David Certner, AARP legislative policy director, says it’s no surprise that people are pessimistic about their retirement security.
“The current stock market volatility has become even more important to many in or nearing retirement who rely on their own pensions, such as 401(k)s, that put investment risk on individuals,” he says. “So retirement security rises and falls with the market.”
Christian Weller, a senior fellow at the Center for American Progress in Washington, says today’s economic outlook is not unlike the recession of 2001-2002, when workers on the verge of retirement had similar qualms. Portfolios plunged in value at the time.
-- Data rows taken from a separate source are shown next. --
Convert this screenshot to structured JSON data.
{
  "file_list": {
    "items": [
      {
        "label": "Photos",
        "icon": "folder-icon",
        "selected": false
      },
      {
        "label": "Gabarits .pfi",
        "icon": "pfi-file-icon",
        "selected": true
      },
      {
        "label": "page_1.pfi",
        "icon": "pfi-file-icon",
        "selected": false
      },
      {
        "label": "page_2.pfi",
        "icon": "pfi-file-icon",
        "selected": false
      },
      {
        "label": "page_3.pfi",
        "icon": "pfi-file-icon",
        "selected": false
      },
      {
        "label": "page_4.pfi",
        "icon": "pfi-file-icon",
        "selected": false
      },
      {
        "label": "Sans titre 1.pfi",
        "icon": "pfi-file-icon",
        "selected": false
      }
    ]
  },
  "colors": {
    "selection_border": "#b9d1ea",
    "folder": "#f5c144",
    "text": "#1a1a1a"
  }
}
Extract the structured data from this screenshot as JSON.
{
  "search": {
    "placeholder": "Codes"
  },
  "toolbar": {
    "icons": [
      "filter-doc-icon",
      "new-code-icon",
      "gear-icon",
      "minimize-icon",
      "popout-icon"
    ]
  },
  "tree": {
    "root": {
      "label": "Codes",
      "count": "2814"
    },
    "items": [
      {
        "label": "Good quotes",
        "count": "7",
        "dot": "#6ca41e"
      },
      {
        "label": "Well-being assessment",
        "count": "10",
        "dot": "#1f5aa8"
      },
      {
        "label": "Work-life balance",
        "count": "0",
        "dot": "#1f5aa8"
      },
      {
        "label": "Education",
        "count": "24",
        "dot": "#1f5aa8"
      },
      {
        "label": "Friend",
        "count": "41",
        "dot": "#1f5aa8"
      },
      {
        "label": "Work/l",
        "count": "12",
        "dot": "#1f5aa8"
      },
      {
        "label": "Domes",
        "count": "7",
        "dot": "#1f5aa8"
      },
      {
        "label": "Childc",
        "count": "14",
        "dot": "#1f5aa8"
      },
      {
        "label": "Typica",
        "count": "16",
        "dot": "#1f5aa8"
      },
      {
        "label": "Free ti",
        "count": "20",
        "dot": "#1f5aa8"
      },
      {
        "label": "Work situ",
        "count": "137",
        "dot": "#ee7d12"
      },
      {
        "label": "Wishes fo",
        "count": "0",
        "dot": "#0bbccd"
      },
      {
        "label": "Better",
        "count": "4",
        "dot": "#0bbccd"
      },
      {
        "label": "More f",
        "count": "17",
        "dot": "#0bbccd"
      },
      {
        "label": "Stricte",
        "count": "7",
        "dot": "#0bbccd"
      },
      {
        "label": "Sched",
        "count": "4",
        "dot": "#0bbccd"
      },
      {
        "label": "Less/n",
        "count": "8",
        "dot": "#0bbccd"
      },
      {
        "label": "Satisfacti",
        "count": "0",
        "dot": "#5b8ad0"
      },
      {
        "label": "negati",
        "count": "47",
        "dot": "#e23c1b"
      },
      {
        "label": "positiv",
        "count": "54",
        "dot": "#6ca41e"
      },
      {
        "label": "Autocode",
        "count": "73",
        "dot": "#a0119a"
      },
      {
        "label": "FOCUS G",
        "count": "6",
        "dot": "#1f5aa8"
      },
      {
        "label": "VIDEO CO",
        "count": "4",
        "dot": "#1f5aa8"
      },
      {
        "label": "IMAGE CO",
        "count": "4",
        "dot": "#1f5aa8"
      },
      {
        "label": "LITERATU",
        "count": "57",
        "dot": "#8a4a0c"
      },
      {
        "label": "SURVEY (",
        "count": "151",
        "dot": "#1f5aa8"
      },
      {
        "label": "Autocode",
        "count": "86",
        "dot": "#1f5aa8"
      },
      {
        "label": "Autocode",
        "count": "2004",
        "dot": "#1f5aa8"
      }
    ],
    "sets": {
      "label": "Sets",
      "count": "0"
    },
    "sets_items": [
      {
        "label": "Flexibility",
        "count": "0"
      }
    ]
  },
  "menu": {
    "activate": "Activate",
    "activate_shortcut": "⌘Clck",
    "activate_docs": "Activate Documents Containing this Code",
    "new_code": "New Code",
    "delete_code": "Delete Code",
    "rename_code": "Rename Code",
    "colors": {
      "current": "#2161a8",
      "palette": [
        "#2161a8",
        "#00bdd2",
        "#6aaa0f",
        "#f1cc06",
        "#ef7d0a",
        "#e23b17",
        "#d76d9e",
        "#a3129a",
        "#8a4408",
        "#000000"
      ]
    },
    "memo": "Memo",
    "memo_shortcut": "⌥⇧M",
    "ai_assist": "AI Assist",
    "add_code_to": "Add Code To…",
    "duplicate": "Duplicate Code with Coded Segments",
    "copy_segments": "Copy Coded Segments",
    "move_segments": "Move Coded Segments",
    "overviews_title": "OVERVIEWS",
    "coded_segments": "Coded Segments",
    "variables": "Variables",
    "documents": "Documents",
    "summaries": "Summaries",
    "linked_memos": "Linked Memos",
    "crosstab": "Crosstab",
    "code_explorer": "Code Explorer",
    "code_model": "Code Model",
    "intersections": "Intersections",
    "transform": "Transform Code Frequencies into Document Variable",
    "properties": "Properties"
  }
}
But back then there was a silver lining: Housing prices surged and people accumulated huge equity over the years.
Now, he says, “because of the run-up in housing prices, people had thought they could retire earlier than they otherwise would have. In my experience, it’s only in the last six to 12 months to retirement that most people figure out how much they really need.” [See the AARP Retirement Calculator at bulletin.aarp.org/yourmoney/.]
Ed Gjertsen, a certified financial planner in Chicago, says his older clients are reassessing what their assets will be worth in a few years, given the economic conditions.
“When your portfolio is going down, and housing and equity prices are going down, and inflation is creeping in—this adds a dimension of nervousness. It’s hard to tell clients to wait and see what happens. As they’re approaching retirement age, this isn’t what they pictured.”
Lois Hudson, 65, pictured retiring this year from her job as an office administrator in California and moving to Maryland to be near her daughter. But she got caught up in the nation’s mortgage crisis and now owes more on her condo than it’s worth. She can’t sell it and may even face foreclosure.
Of course, not everyone in a shaky financial position is making the decision to defer retirement. After 30 years in the travel business, Patsy Parker of Helena, Ala., felt “worn out.” She wanted to quit work, but her savings had dwindled by one-third, making retirement seem implausible.
Then in May, she announced her plans. “I bit the bullet and resigned,” she said. “I didn’t want to keep putting my life on hold for money.”